Bu bütçe görüşmelerinde hürmete layık pek çok değerlendirmeler ortaya konulmuştur. Fikri olan fikrini söyler fikri olmayan ise hakaretle, palavrayla kendini göstermeye çalışır. Bütçe görüşmelerinde bunların da olduğunu ıstırapla gördük.
Şahsımıza, kümemize, hükümetimize ahlak ve nezaket sonlarını aşarak saldıranların yaptıkları içlerindeki nefreti dışa yansıtmaktan ibarettir. Bunun takdirini tüm milletimize bırakıyoruz.
Bizim üzüldüğümüz konu ülkemizde vizyoner siyaset ortaya koyan program ve proje üreten halkın başını karıştırmaya çalışan değil üreten muhalefetin eksikliğidir. Bu zihniyetle hiçbir yere varamayız. Bizimle vizyonda, programda, projede yarışamayanların işi kendi ortalarında hakaret, palavra yarışına çevirmeleri ülkemiz ismine bir kayıptır.

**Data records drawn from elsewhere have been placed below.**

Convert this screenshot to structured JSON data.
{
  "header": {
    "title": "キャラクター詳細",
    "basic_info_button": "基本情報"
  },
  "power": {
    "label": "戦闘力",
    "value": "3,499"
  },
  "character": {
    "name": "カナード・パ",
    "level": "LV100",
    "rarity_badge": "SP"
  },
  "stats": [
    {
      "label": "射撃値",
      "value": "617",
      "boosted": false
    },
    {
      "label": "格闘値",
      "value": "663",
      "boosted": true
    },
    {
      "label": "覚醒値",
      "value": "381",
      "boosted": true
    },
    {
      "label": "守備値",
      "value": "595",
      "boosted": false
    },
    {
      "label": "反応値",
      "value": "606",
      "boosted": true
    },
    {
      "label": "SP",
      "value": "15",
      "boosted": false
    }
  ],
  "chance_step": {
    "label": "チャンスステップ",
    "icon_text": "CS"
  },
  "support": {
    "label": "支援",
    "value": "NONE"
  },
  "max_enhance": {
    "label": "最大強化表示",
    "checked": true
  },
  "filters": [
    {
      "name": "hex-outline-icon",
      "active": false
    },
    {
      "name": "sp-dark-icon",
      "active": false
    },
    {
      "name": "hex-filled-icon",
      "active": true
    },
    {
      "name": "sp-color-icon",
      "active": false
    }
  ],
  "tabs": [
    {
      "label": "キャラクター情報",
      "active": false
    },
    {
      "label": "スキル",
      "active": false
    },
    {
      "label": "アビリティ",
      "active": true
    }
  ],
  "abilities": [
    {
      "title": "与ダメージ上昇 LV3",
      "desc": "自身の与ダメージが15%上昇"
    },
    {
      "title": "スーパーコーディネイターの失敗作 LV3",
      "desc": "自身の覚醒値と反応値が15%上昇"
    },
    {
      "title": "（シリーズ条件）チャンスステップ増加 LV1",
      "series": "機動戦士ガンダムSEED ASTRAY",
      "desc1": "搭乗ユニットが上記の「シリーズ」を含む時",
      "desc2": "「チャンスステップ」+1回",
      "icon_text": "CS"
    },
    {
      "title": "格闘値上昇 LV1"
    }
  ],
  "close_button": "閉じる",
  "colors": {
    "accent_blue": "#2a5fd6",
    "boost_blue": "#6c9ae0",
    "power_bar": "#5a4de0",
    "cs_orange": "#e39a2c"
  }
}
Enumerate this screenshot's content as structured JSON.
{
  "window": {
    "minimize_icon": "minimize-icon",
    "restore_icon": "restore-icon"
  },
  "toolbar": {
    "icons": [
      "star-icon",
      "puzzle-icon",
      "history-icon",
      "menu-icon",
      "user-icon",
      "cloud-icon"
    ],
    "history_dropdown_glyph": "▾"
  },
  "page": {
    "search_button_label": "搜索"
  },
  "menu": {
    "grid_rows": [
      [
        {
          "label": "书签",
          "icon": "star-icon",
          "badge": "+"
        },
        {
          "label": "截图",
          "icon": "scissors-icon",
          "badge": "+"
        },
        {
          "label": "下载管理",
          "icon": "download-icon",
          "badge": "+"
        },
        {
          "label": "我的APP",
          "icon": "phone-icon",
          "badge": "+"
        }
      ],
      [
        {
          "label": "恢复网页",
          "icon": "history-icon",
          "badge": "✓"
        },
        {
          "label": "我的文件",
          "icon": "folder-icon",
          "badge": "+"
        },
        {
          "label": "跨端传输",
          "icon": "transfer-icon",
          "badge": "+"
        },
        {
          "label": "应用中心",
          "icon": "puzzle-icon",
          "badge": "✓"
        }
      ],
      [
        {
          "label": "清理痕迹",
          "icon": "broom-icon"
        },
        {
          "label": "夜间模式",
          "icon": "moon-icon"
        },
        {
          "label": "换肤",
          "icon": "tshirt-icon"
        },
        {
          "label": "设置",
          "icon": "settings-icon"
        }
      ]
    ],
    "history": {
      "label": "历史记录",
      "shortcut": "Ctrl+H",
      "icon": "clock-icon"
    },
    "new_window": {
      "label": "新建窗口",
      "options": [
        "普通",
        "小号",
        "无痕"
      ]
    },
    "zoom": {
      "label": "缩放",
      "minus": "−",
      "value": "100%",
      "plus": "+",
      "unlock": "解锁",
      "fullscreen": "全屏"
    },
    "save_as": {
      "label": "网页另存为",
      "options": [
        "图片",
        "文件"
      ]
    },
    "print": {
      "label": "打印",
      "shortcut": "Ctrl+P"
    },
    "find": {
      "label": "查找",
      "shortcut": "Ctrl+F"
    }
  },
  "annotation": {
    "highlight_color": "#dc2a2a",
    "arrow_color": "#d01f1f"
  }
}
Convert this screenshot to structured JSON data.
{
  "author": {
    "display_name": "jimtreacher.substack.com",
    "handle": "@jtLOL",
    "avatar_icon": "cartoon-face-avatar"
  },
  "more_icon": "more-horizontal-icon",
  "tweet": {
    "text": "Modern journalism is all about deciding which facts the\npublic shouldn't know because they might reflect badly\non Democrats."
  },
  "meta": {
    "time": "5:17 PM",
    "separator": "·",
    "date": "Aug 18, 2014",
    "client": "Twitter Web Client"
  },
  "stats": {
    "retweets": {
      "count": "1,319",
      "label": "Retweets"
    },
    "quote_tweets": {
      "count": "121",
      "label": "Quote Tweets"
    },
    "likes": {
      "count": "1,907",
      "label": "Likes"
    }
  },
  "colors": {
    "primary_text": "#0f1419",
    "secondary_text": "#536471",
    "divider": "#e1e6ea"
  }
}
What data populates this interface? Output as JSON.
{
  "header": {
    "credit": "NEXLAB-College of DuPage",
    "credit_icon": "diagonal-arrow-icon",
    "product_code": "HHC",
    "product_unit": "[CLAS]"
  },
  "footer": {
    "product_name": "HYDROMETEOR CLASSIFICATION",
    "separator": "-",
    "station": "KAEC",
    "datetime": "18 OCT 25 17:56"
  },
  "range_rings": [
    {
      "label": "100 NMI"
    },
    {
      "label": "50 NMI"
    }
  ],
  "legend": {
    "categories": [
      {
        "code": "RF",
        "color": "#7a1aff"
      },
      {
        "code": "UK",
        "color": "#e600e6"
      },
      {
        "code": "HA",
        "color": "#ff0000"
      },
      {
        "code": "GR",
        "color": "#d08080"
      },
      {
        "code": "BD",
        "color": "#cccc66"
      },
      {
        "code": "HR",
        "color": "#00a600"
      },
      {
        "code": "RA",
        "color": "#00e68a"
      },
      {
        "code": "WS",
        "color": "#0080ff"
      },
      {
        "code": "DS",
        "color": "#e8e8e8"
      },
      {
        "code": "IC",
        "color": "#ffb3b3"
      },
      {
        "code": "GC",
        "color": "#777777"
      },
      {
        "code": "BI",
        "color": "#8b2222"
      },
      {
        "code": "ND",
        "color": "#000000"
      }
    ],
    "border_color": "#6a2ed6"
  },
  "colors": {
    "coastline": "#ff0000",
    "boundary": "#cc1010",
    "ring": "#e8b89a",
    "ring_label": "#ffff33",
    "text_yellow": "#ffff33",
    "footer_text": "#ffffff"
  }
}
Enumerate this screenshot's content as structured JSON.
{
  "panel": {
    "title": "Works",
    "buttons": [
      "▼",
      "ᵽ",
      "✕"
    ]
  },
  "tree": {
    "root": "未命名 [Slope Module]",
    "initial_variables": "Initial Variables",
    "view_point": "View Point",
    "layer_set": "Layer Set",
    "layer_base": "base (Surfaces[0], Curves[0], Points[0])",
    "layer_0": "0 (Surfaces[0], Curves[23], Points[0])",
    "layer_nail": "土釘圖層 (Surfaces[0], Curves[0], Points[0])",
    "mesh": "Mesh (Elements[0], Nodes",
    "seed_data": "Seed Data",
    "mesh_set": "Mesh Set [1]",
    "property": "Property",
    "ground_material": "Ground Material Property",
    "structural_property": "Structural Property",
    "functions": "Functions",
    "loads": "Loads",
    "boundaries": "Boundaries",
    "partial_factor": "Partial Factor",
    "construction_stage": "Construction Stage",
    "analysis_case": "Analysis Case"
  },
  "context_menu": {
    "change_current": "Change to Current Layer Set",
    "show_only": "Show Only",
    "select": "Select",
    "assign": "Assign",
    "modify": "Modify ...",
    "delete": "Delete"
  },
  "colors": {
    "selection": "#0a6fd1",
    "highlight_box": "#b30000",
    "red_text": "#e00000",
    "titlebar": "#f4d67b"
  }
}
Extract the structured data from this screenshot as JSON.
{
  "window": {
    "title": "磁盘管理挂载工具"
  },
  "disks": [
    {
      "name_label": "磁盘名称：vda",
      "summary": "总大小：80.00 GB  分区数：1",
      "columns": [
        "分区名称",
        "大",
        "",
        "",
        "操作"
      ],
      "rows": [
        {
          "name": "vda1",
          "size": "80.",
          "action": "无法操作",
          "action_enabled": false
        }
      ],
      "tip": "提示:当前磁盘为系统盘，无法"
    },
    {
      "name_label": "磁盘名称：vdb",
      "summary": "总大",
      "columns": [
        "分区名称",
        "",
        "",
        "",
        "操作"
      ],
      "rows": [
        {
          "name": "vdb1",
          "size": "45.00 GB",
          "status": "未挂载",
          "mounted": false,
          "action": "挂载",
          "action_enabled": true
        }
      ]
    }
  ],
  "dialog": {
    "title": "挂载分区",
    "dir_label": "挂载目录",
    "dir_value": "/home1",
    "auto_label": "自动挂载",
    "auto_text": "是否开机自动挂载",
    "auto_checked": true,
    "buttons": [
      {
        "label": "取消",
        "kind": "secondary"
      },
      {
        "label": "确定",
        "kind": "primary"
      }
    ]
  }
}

Üstelik bu yanaları milletin gözünün içine baka baka kendilerinden emin formda söylüyorlar. Bir doğrunun yanına 9 palavra katarak çizdikleri resme herkesin inanmasını bekliyorlar. Herkese hakaret etmekten de çekinmiyorlar. Kendilerini hala tek parti devranında sanıyorlar.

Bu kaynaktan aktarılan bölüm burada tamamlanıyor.